O mlflow é uma plataforma de código aberto que gerencia o ciclo de vida de aprendizado de máquina de ponta a ponta. Suas principais funcionalidades são:
- Rastreamento de experimentos: mantém todos os experimentos de aprendizado de máquina e a capacidade de consultá-los
- Reprodutibilidade: empacota código de aprendizado de máquina e é capaz de reproduzir esses resultados em qualquer plataforma
- Implantação: capacidade de implantar os modelos de ML em vários ambientes (por exemplo: AWS Sagemaker, GCP Cloud run, etc.)
- Registro de modelo: mantendo várias versões do modelo em um repositório centralizado
Podemos executar o mlflow em máquinas locais, mas hospedá-lo na nuvem tem suas vantagens
- Podemos aproveitar o armazenamento em nuvem, o poder de computação, a segurança etc.
- Visão centralizada de todos os experimentos de cada membro da equipe
Temos os seguintes 3 componentes principais no mlflow:
- Dashboard: É uma interface de usuário onde podemos ver a lista de experimentos, parâmetros do modelo, métricas .. etc para cada experimento
- Meta Store: Ele usa um banco de dados de back-end (MySql) para armazenar todos os experimentos, parâmetros, métricas etc.
- Artifactory Store: Ele usa isso para arquivos grandes, como modelo serializado. Em geral, usamos sistemas de arquivos distribuídos como Amazon S3 ou GCP Cloud Storage.
- Docker
- banco de dados MySql
- Sistema de Arquivo Distribuído
O diagrama de arquitetura acima mostra quais são todos os serviços da AWS necessários e como eles interagem para hospedar o mlflow na AWS. Vamos iniciar o mlflow usando o AWS Fargate, que é sem servidor.
Primeiro, precisamos criar um arquivo docker, que empacota o mlflow e suas dependências.

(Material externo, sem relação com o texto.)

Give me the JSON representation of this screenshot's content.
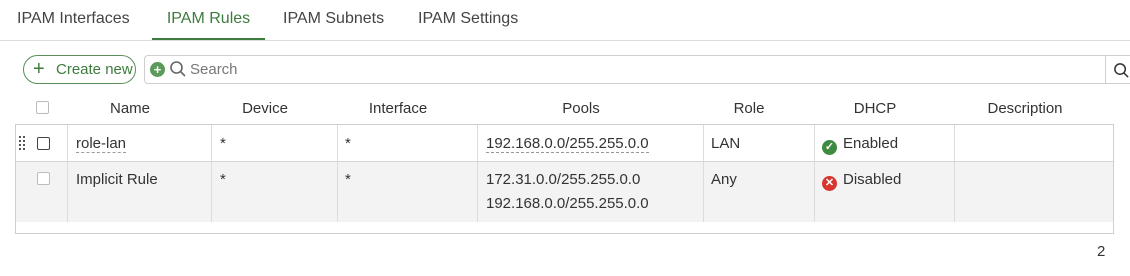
{
  "tabs": [
    {
      "label": "IPAM Interfaces",
      "active": false
    },
    {
      "label": "IPAM Rules",
      "active": true
    },
    {
      "label": "IPAM Subnets",
      "active": false
    },
    {
      "label": "IPAM Settings",
      "active": false
    }
  ],
  "toolbar": {
    "create_label": "Create new",
    "search_placeholder": "Search"
  },
  "table": {
    "columns": [
      "Name",
      "Device",
      "Interface",
      "Pools",
      "Role",
      "DHCP",
      "Description"
    ],
    "rows": [
      {
        "name": "role-lan",
        "device": "*",
        "interface": "*",
        "pools": [
          "192.168.0.0/255.255.0.0"
        ],
        "role": "LAN",
        "dhcp": "Enabled",
        "dhcp_status": "enabled",
        "description": ""
      },
      {
        "name": "Implicit Rule",
        "device": "*",
        "interface": "*",
        "pools": [
          "172.31.0.0/255.255.0.0",
          "192.168.0.0/255.255.0.0"
        ],
        "role": "Any",
        "dhcp": "Disabled",
        "dhcp_status": "disabled",
        "description": ""
      }
    ]
  },
  "footer": {
    "count": "2"
  },
  "colors": {
    "accent": "#3e7b3e",
    "enabled": "#3e8a3e",
    "disabled": "#d9352f"
  },
  "icons": [
    "plus-icon",
    "add-filter-icon",
    "search-icon",
    "drag-handle-icon",
    "check-circle-icon",
    "x-circle-icon"
  ]
}
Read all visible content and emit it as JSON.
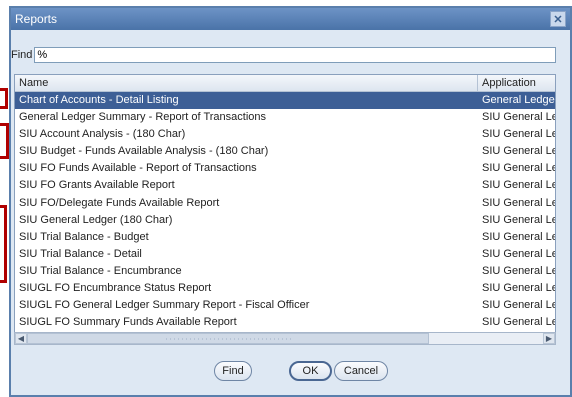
{
  "window": {
    "title": "Reports",
    "close_glyph": "✕"
  },
  "find": {
    "label": "Find",
    "value": "%"
  },
  "list": {
    "columns": [
      "Name",
      "Application"
    ],
    "rows": [
      [
        "Chart of Accounts - Detail Listing",
        "General Ledge"
      ],
      [
        "General Ledger Summary - Report of Transactions",
        "SIU General Le"
      ],
      [
        "SIU Account Analysis - (180 Char)",
        "SIU General Le"
      ],
      [
        "SIU Budget - Funds Available Analysis - (180 Char)",
        "SIU General Le"
      ],
      [
        "SIU FO Funds Available - Report of Transactions",
        "SIU General Le"
      ],
      [
        "SIU FO Grants Available Report",
        "SIU General Le"
      ],
      [
        "SIU FO/Delegate Funds Available Report",
        "SIU General Le"
      ],
      [
        "SIU General Ledger (180 Char)",
        "SIU General Le"
      ],
      [
        "SIU Trial Balance - Budget",
        "SIU General Le"
      ],
      [
        "SIU Trial Balance - Detail",
        "SIU General Le"
      ],
      [
        "SIU Trial Balance - Encumbrance",
        "SIU General Le"
      ],
      [
        "SIUGL FO Encumbrance Status Report",
        "SIU General Le"
      ],
      [
        "SIUGL FO General Ledger Summary Report - Fiscal Officer",
        "SIU General Le"
      ],
      [
        "SIUGL FO Summary Funds Available Report",
        "SIU General Le"
      ]
    ],
    "selected_index": 0
  },
  "scrollbar": {
    "left_arrow": "◀",
    "right_arrow": "▶"
  },
  "buttons": {
    "find": "Find",
    "ok": "OK",
    "cancel": "Cancel"
  }
}
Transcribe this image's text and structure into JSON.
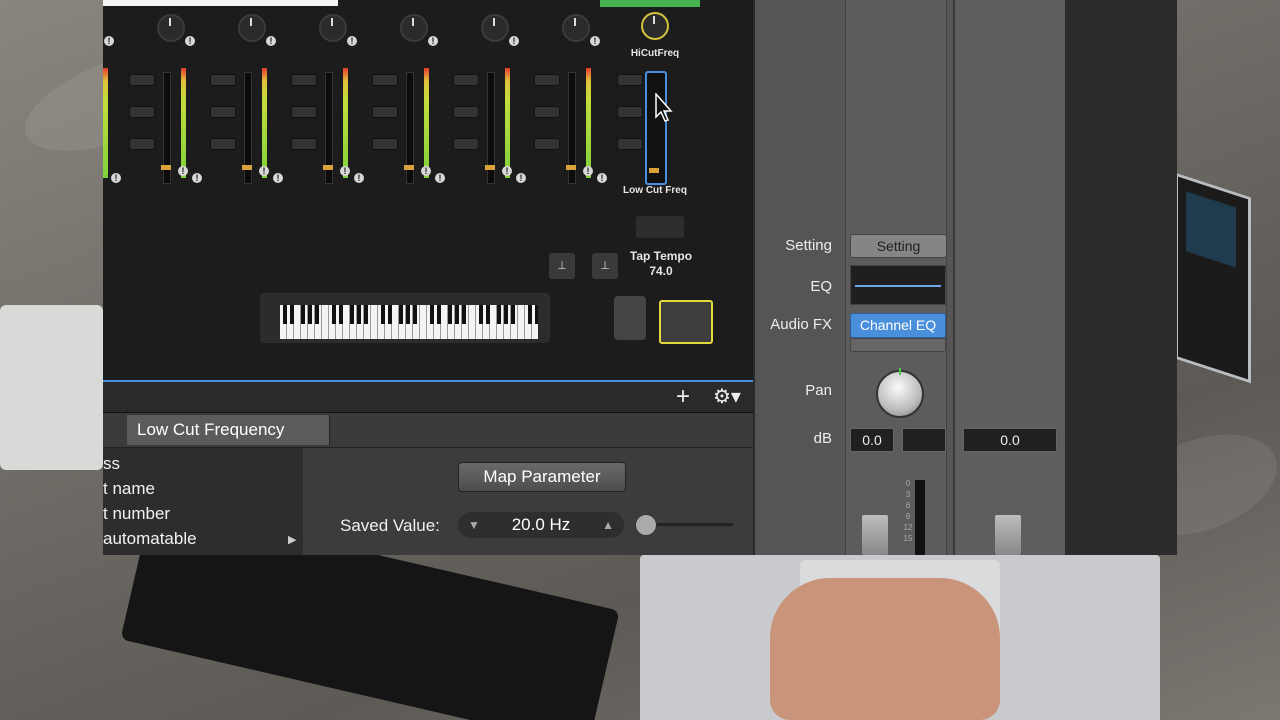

Definimos as seguintes dependências em requirements.txt
O arquivo docker para instalação do mlflow e execução do servidor
O arquivo docker tem balde e outros detalhes de conexão de banco de dados como variáveis, esses valores serão configurados como variáveis de ambiente na definição de tarefa Fargate
Assim que tivermos o dockerfile, execute o comando abaixo para criar a imagem do docker
docker build -t mlflowtracker .
Agora, precisamos enviar a imagem do docker que criamos localmente para o registro de contêiner na AWS.
# Login
aws ecr get-login-password --region region | docker login --username AWS --password-stdin aws_account_id.dkr.ecr.region.amazonaws.com
# Tag local docker image
docker tag <image_name> aws_account_id.dkr.ecr.region.amazonaws.com/repository_name:tag
# Push image
docker push aws_account_id.dkr.ecr.region.amazonaws.com/repository_name:tag
Em seguida, precisamos do MySql para que o mlflow armazene metainformações, para as quais criaremos uma instância do AWS RDS MySql
Para obter as etapas para criar MySql no AWS RDS, clique aqui
Precisamos criar um balde S3 para mlflow para armazenar artefatos de modelo. Vá para o console aws, procure por s3, forneça o nome do bucket e certifique-se de bloquear todo o acesso público e clique em 'Create Bucket”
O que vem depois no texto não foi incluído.